The New York State United Teachers union filed a lawsuit today to challenge the state’s 2 percent cap on property tax increases, taking aim at one of Gov. Andrew Cuomo’s signature economic achievements.

The legal challenge, filed in state Supreme Court in Albany, takes issue with the cap because it “arbitrarily” limits tax levy hikes under a complex formula that ultimately extends the funding gap between rich and poor school districts.

“We believe very strongly in the principle that every student, no matter where they live or go to school, should have the opportunity to receive a quality public education,” said NYSUT President Richard Iannuzzi in a statement. “In challenging the constitutionality of the tax cap, we are fighting for that principle, just as we are fighting for the democratic principles of ‘one person, one vote’ and for the right of citizens, through local control of their schools, to determine for themselves how much they want to spend on their own community’s schools.”

The union also charges that the cap restrains local control over a school district, a function that is guaranteed in the state’s Constitution.

Taking direct aim at the override provision that allows a 60 percent majority to blow through the cap, the union says that violates the guarantee of “one man, one vote.”

“We need to have a meaningful conversation in the public arena about what equity in public education really means,” Iannuzzi said. “We can no longer accept an education funding system which denies poor students the same life-enriching educational opportunities provided to students in more affluent communities, sometimes just a few miles away. The state’s undemocratic tax cap is exacerbating glaring inequities in funding while pushing many school districts to the brink of educational and financial insolvency.”
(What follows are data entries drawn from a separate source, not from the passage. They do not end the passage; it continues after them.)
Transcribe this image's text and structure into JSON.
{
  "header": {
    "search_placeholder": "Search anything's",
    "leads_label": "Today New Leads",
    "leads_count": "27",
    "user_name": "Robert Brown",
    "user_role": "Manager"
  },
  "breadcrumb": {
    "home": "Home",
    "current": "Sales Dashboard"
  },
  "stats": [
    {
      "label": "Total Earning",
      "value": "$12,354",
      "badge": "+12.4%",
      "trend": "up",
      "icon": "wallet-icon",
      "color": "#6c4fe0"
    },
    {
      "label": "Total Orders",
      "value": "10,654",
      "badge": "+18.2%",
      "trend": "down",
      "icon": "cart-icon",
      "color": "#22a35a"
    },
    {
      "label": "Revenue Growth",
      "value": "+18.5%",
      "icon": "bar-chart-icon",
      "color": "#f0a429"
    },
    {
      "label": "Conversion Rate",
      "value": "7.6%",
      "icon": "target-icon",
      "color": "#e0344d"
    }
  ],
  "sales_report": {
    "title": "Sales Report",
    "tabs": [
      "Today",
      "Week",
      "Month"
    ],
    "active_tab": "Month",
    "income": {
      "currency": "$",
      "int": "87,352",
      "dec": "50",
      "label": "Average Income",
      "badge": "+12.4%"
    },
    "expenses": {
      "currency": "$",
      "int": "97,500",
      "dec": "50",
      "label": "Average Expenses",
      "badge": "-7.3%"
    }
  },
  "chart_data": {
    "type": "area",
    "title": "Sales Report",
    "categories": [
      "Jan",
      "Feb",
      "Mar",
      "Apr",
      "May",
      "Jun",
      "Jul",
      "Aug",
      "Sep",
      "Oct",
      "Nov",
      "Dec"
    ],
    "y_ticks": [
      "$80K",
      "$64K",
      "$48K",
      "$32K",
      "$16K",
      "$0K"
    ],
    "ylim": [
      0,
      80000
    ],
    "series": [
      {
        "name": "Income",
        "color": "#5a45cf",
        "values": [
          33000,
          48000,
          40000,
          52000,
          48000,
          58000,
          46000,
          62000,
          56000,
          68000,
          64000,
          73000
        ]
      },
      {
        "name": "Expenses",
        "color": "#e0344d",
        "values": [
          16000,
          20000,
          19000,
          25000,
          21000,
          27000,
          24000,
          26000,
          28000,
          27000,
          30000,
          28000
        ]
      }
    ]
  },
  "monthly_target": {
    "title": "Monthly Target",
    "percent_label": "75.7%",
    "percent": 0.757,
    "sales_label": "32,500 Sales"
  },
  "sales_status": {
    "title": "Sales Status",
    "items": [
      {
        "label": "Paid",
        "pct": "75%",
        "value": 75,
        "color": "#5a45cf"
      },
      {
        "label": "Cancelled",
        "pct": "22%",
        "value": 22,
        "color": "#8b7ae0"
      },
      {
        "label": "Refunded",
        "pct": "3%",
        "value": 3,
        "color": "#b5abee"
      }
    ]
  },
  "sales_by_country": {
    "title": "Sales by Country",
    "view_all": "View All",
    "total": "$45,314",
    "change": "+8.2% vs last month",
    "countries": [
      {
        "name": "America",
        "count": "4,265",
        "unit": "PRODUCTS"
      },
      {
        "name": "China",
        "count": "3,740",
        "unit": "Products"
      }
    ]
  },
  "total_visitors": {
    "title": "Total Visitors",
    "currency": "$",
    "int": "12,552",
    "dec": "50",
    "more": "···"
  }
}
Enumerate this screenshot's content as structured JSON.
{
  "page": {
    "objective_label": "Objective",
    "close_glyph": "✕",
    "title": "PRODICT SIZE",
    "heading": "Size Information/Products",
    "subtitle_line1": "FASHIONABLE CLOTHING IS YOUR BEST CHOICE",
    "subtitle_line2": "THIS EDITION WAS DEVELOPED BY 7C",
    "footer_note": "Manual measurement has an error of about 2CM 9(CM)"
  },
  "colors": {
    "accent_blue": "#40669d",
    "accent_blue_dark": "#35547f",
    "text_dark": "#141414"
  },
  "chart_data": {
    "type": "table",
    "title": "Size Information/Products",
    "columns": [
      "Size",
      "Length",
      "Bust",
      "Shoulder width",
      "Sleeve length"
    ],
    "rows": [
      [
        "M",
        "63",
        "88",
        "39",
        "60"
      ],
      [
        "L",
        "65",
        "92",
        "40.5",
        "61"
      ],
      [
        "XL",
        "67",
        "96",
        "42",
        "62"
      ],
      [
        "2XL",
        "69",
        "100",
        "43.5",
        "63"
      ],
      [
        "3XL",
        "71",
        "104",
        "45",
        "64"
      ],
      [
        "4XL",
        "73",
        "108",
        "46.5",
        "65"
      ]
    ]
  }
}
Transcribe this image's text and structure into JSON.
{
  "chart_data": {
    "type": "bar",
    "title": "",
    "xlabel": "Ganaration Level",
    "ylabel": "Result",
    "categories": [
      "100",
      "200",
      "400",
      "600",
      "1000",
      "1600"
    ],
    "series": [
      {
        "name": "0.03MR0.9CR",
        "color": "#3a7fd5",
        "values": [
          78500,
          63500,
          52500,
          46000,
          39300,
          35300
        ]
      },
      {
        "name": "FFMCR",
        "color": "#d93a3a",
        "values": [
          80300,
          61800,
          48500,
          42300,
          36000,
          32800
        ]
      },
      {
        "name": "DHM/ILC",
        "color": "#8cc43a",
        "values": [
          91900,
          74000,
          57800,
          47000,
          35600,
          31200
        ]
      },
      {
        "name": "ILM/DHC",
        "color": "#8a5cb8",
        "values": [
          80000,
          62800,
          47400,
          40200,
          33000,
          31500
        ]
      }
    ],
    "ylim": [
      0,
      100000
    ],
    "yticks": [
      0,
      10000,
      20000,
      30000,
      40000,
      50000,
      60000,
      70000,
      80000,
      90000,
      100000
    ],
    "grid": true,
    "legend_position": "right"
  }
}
Cuomo has staunchly defended the tax cap, passed in June 2011 as part of a largely deal to extend rent control regulations for the New York City area, as the best possible means of controlling the nation’s highest property taxes.

Most local taxing districts were able to stay within the cap, which includes exceptions for pension and tax base growth, the first year it was in effect.

The governor has also touted the 60 percent override feature as a guarantee of local control over the cap, which he says empowers voters more than under the previous system.